We got paged for shellbox unavailability again today (previously tracked in T310557), and this time concluded (based on Shellbox\ShellboxError entries in logstash) that all the shellbox requests were associated with a single score edit: https://en.wikipedia.org/w/index.php?title=Pictures_at_an_Exhibition&diff=1096844863&oldid=1096808949&diffmode=source Note the shellbox activity lasted for about 23 minutes, and the edit timestamp is at the end of that interval.
The reason appears to be background parsing associated with VisualEditor. The MWExtensionDialog as used in Score has the default 0.25s debounce preview, meaning we're shelling out to Lilypond through Shellbox every quarter-second while the user is typing -- regardless of whether an existing shellout is in flight. That's reasonable for lots of parsing applications that take much less time than that, but for something as heavy as these score parses, we should extend that interval, which would have the effect of cutting down on the request rate to shellbox.

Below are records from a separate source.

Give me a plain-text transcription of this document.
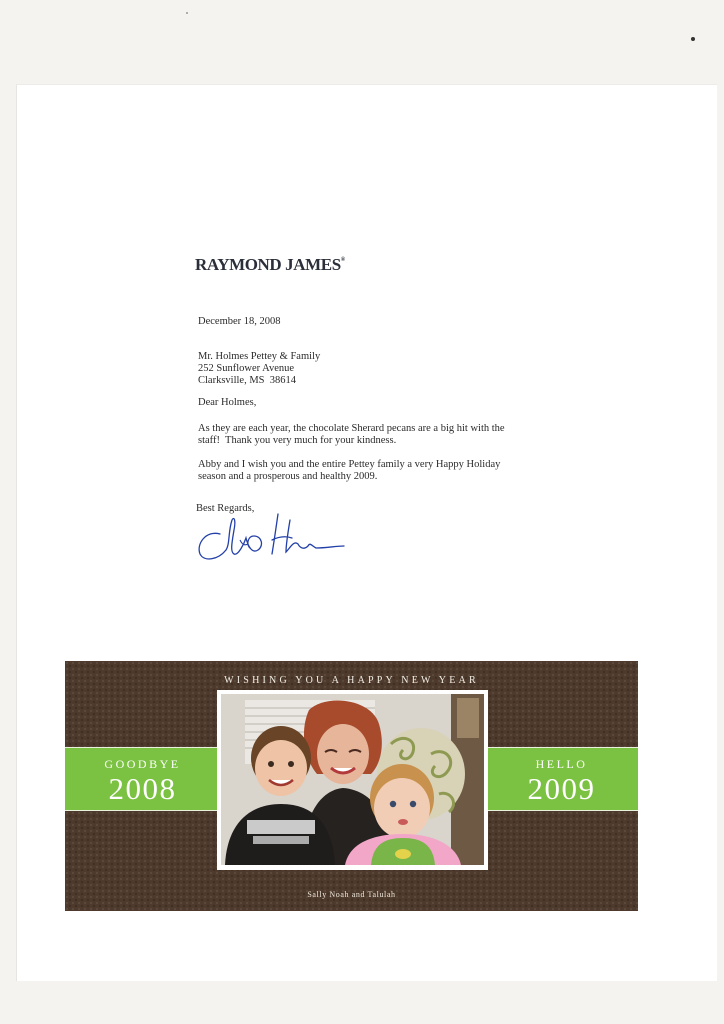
RAYMOND JAMES®
December 18, 2008
Mr. Holmes Pettey & Family
252 Sunflower Avenue
Clarksville, MS  38614
Dear Holmes,
As they are each year, the chocolate Sherard pecans are a big hit with the
staff!  Thank you very much for your kindness.
Abby and I wish you and the entire Pettey family a very Happy Holiday
season and a prosperous and healthy 2009.
Best Regards,
WISHING YOU A HAPPY NEW YEAR
GOODBYE
2008
HELLO
2009
Sally Noah and Talulah
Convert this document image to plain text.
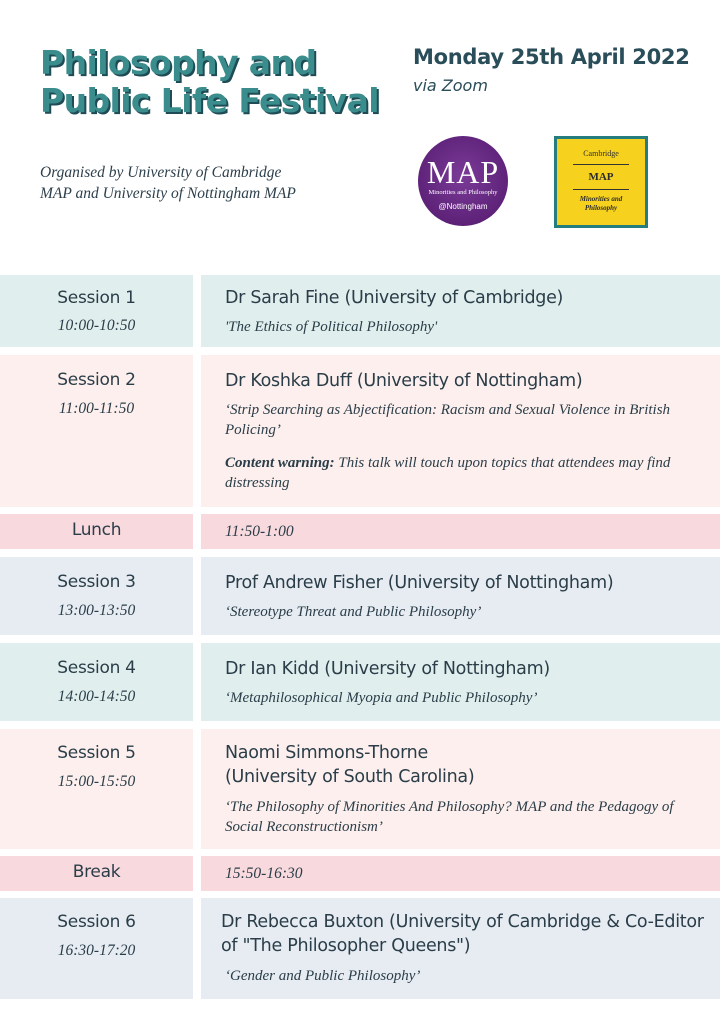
Philosophy and
Public Life Festival
Organised by University of Cambridge
MAP and University of Nottingham MAP
Monday 25th April 2022
via Zoom
MAP
Minorities and Philosophy
@Nottingham
Cambridge
MAP
Minorities and
Philosophy
Session 1
10:00-10:50
Dr Sarah Fine (University of Cambridge)
'The Ethics of Political Philosophy'
Session 2
11:00-11:50
Dr Koshka Duff (University of Nottingham)
‘Strip Searching as Abjectification: Racism and Sexual Violence in British Policing’
Content warning: This talk will touch upon topics that attendees may find distressing
Lunch	11:50-1:00
Session 3
13:00-13:50
Prof Andrew Fisher (University of Nottingham)
‘Stereotype Threat and Public Philosophy’
Session 4
14:00-14:50
Dr Ian Kidd (University of Nottingham)
‘Metaphilosophical Myopia and Public Philosophy’
Session 5
15:00-15:50
Naomi Simmons-Thorne
(University of South Carolina)
‘The Philosophy of Minorities And Philosophy? MAP and the Pedagogy of Social Reconstructionism’
Break	15:50-16:30
Session 6
16:30-17:20
Dr Rebecca Buxton (University of Cambridge & Co-Editor of "The Philosopher Queens")
‘Gender and Public Philosophy’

(One point of clarification: I originally thought the debounce value meant "we'll parse after the user stops typing for 250 ms." That still seemed like something we'd plausibly run into here: I imagined a user with a musical score on their desk, transcribing one or two notes at a time and then looking back at the score. But @Legoktm experimented with typing continuously, only a little slower than normal, and generated 400 requests to shellbox -- so it seems like these may be fired off every 250 ms, whether the user is still typing or not.)
We might also want to experiment with changing from a fixed rate limit to a fixed concurrency limit: that is, start a parse only if another parse isn't already in progress. That would limit the effect on the infrastructure: no matter how fast or slow a user types, their background parses tie up at most one shellbox replica at a time. (We'd want those requests to have a fairly short deadline, so that if the parse fails for whatever reason, it doesn't mean that background parsing stops for a full 60 seconds, or worse, indefinitely.)
@TheresNoTime also noted Real Time Preview will have a similar phenomenon, tracked separately at T312318.
Thanks to @jhathaway @Krinkle @Legoktm @Perryprog @TheresNoTime for their work digging into this.